11 signs of a dangerous customer relationship

This reader-supplied checklist might help you decide if you are headed down a wrong path.

Among the comments I've received on the topic of contractor-customer relationship was this list from Michael Lent, publisher of Government Services Insider, a newsletter that covers the government market.

Perhaps it is something worth printing out and tacking to your office wall.

They are good bits of advice and show that there is plenty of gray to go around.

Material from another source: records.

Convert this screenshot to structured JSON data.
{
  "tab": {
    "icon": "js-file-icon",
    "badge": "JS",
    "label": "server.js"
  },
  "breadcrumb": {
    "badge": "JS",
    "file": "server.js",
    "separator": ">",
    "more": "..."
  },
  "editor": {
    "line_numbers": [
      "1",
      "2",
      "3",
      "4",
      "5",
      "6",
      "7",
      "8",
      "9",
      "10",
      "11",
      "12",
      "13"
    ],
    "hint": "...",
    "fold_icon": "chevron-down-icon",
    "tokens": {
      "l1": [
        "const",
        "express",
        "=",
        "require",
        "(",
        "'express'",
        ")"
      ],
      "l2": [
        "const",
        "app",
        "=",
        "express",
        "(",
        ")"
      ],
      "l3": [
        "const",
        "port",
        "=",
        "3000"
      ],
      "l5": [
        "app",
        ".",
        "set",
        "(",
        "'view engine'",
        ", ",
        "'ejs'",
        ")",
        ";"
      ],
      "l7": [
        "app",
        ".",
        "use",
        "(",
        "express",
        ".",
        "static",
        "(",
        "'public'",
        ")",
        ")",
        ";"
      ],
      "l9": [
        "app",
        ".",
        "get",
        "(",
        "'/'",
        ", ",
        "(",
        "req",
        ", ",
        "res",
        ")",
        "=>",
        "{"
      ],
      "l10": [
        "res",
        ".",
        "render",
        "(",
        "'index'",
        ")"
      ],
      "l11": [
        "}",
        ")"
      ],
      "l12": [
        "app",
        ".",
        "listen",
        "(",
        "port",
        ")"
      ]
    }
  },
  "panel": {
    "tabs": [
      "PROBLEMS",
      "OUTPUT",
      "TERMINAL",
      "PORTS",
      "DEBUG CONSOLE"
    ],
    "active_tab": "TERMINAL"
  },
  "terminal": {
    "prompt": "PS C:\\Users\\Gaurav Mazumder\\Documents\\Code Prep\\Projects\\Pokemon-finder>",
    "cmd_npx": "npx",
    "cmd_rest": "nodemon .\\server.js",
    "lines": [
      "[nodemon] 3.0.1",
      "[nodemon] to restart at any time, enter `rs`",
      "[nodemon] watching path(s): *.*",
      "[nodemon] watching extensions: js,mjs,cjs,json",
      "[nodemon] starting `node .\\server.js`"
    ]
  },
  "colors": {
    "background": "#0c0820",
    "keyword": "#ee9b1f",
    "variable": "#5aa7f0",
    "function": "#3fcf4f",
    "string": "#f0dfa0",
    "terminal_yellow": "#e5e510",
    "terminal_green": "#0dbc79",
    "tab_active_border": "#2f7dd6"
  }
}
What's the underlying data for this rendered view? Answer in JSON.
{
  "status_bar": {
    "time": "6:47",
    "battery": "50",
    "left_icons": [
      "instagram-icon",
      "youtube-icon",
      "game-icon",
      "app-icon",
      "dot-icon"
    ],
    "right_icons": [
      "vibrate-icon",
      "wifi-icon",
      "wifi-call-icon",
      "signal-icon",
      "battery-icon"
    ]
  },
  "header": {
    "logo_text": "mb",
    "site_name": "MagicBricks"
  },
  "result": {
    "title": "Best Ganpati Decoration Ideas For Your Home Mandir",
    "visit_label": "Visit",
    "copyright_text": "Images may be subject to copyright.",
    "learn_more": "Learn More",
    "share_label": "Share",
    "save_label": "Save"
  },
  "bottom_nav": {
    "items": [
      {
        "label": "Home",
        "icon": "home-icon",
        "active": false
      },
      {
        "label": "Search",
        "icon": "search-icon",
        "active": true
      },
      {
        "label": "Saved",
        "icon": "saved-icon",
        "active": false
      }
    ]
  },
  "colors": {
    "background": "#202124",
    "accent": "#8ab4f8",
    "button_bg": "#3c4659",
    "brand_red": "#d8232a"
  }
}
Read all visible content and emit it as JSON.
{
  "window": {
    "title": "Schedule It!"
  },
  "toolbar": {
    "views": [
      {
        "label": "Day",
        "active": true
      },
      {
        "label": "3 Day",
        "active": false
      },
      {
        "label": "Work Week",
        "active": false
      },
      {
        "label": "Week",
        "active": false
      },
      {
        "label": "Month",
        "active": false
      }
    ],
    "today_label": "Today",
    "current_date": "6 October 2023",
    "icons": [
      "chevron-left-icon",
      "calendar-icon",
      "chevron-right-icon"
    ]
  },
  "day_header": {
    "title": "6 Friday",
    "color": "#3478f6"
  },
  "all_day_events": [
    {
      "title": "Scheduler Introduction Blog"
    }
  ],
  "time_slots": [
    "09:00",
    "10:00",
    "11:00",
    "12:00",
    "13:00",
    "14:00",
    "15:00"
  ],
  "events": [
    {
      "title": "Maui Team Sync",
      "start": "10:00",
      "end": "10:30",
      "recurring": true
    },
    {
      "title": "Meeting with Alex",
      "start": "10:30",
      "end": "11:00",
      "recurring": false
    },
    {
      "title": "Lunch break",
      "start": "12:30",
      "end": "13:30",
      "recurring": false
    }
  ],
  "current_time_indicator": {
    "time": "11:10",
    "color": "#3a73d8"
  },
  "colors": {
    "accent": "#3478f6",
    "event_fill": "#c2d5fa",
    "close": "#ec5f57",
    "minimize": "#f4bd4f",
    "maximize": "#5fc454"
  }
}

11 signs of a dangerous relationship

1. You’d be embarrassed by a Washington Post article describing, for example, government information disclosed to you by a client, or, the client tolerating and absorbing the costs of any subpar performance.
2. Client would be fearful of the agency inspector general learning what is disclosed to you.
3. Competitors can complain, with available factual evidence that implies or shows you are favored with information, e.g., on a recompete.
4. Anyone would construe that white paper you gave the client as a draft for a contract modification or recompete statement of work.
5. Social relationships appear like personal conflicts of interest, vulnerable to inference, however unfairly, that you benefit from inside government information.
6. Client becomes convinced that you are unique and irreplaceable — and acts that way, e.g., quashing a competitive recompete. (This can happen, of course, but a justifiable incidence is probably rare.)
7. Your total price is just shy of the government cost estimate. (This can happen fairly, of course, but a chain of such events is suspicious.)
8. Client helps repel your competitors, with vigor.
9. You hire an excessive number of client-agency retirees. (Excessive equals whatever number appears suspicious to overseers, client, and your own common sense).
10. Government can see evidence of bad team play within your team, e.g., competition between two managers or company units.
11. You fear defending your firm’s mitigation measures for disclosed organizational conflict of interest — to a congressional committee, Government Accountability Office or an IG — because you sense the measures are not stringent enough.